# Solved: Trying to update Dell PE 1850 Bios



## buff3r0vrfl0w (Feb 7, 2011)

Hi All, 

I am currently trying to update my Dell PE 1850 bios from A04 to A07. I currently do not have an OS installed and am finding it very hard to install the .exe that Dell supplies you with. I have tried booting from a usb drive (fail), does anyone know how I can update my bios to A07 without having to install windows server just to run a simple .exe file? I am trying to get this server to install ESXi but I need to update the Bios. Thanks


----------



## Rockn (Jul 29, 2001)

Make a bootable CD or diskette. If that is a 32 bit server will ESXi even install on it?


----------



## Elvandil (Aug 1, 2003)

Boot up Windows. It will need Windows to run. It won't run without an OS. No program will.

www.ubcd4win.com for example.

Did you have Windows on the USB drive? What were you trying to boot?

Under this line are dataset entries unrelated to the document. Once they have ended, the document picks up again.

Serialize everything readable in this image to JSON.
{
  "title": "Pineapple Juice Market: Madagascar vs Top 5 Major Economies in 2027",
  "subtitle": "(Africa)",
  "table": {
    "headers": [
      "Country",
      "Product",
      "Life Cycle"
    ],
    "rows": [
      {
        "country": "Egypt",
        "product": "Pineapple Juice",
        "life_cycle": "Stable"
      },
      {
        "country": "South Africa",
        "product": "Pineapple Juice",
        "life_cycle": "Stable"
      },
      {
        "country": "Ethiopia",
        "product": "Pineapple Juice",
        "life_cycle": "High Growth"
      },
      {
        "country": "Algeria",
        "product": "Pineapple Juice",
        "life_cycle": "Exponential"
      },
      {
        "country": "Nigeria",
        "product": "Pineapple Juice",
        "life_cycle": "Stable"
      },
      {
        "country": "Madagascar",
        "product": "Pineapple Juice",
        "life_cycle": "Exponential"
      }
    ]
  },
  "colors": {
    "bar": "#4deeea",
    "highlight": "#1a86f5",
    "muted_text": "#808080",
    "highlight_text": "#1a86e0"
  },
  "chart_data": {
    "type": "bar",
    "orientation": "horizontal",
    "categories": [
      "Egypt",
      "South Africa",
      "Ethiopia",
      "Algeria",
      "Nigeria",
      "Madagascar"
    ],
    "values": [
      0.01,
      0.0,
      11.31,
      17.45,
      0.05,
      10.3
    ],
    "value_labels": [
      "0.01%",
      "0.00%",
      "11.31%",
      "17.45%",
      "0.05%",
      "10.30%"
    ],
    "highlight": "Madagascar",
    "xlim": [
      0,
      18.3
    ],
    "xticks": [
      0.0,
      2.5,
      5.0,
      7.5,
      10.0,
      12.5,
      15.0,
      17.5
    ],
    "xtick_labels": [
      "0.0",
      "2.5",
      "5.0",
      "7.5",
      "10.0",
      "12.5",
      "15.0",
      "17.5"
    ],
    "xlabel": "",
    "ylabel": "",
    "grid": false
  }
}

"Boot"="Load an operating system" 
You can't boot without an operating system to load. Otherwise, what are you booting up?


----------



## Rockn (Jul 29, 2001)

You could do a BartPE cd to get a windows shell running.


----------



## buff3r0vrfl0w (Feb 7, 2011)

Hey thanks for the replies.. turns out it was running 32-bit Xeon's anyways.. I successfully got esxi running in a cluster of a couple dell optiplexes though.. for testing .. anyways thanks for the good replies


----------



## Elvandil (Aug 1, 2003)

Good. Stay as far away from the BIOS as you can.

You can mark your thread "solved" using the button at the top of the page.


----------